The stock market has fallen dramatically in recent weeks, and is currently around 35% below its 52-week high. Even including today's 11% gain, it is still 20% below its level of just 30 days ago. What will this do to the San Francisco housing market?
Let's consider a hypothetical buyer who’s looking for a $700,000 condo. With solid credit and fully documented income, he should be able to purchase his condo with only $70,000 (i.e., 10%) down. I say 'only' $70,000, but that's a substantial amount of money. Most people with that kind of money will have a least some of it invested in the stock market. Let's say it's 50%. That's $35,000. Or rather, it was $35,000. In the last month, that $35,000 balance will have declined to around $28,000, meaning that our buyer now has only $63,000 to put down. Unless he has additional cash to cover his $7,000 loss, his maximum purchase price will now be $630,000, not $700,000.
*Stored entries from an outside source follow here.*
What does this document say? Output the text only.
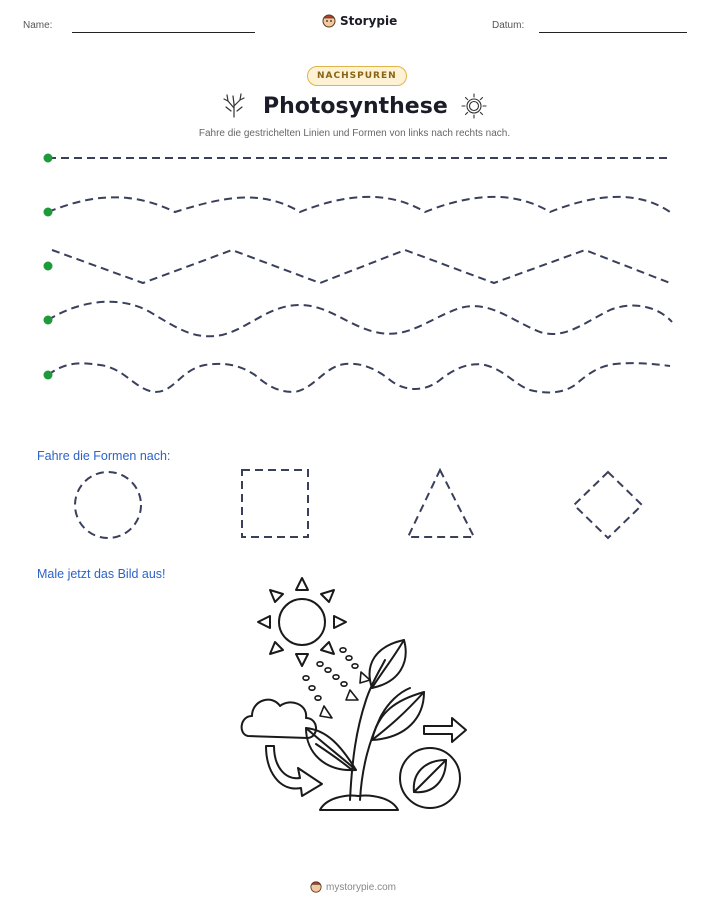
Name:	Storypie	Datum:
NACHSPUREN
Photosynthese
Fahre die gestrichelten Linien und Formen von links nach rechts nach.
Fahre die Formen nach:
Male jetzt das Bild aus!
mystorypie.com
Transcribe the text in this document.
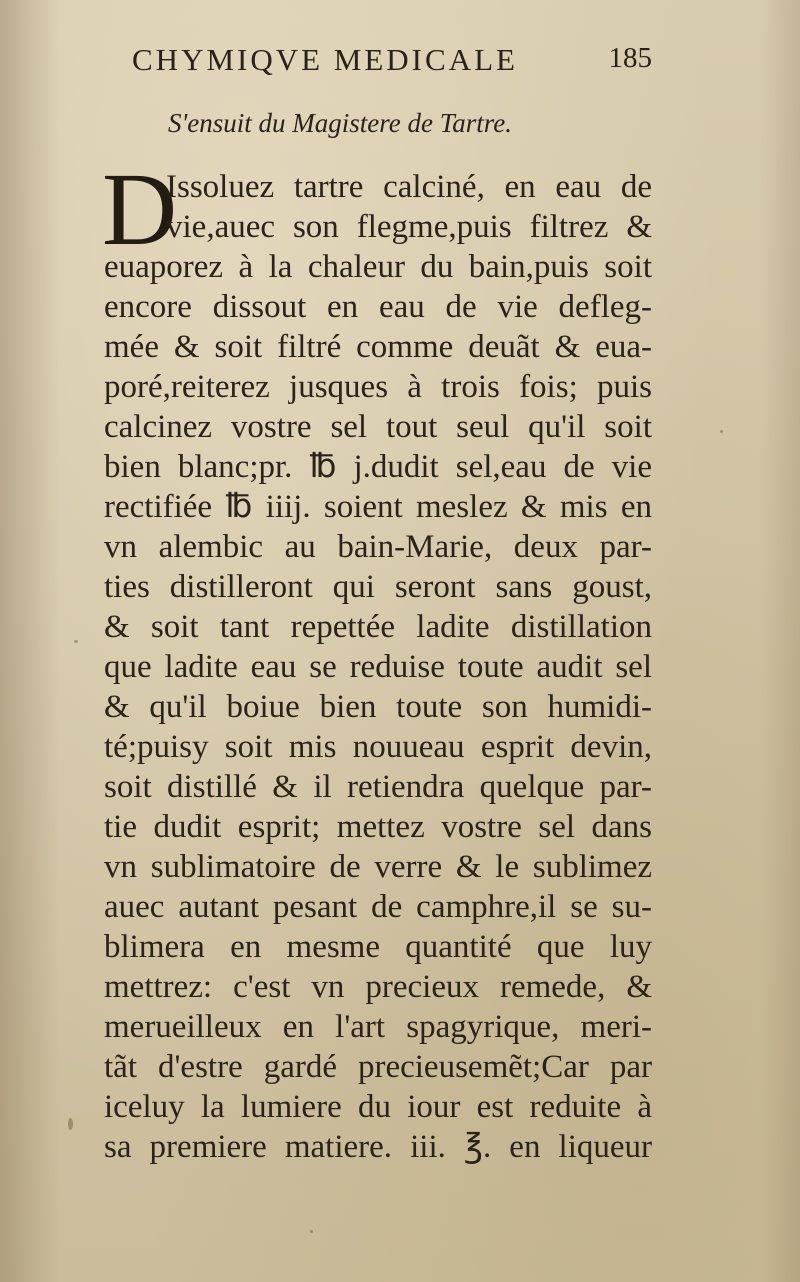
CHYMIQVE MEDICALE	185
S'ensuit du Magistere de Tartre.
D
Issoluez tartre calciné, en eau de
vie,auec son flegme,puis filtrez &
euaporez à la chaleur du bain,puis soit
encore dissout en eau de vie defleg-
mée & soit filtré comme deuãt & eua-
poré,reiterez jusques à trois fois; puis
calcinez vostre sel tout seul qu'il soit
bien blanc;pr. ℔ j.dudit sel,eau de vie
rectifiée ℔ iiij. soient meslez & mis en
vn alembic au bain-Marie, deux par-
ties distilleront qui seront sans goust,
& soit tant repettée ladite distillation
que ladite eau se reduise toute audit sel
& qu'il boiue bien toute son humidi-
té;puisy soit mis nouueau esprit devin,
soit distillé & il retiendra quelque par-
tie dudit esprit; mettez vostre sel dans
vn sublimatoire de verre & le sublimez
auec autant pesant de camphre,il se su-
blimera en mesme quantité que luy
mettrez: c'est vn precieux remede, &
merueilleux en l'art spagyrique, meri-
tãt d'estre gardé precieusemẽt;Car par
iceluy la lumiere du iour est reduite à
sa premiere matiere. iii. ℥. en liqueur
If you've ever had your heart set on a $700,000 condo, and have then been told that you'll have to settle for a $630,000 unit instead, you'll realize that this transition will not go smoothly. Any serious buyer can readily distinguish a $700,000 condo from one that's worth only $630,000. Many of these people are likely to bow out of the market, at least temporarily, rather than settle for a unit that they wouldn’t even have considered a month ago. That will lead to a painful period of slowing sales and declining prices.
This cartoon picture does not apply to every buyer. For starters, some will have much more than $70,000 to put down on their $700,000 purchases. And of course, this is all subject to change as stock prices fluctuate. But if today's dramatic stock market bounce is a one-off event, then look for continued slowing in the San Francisco market.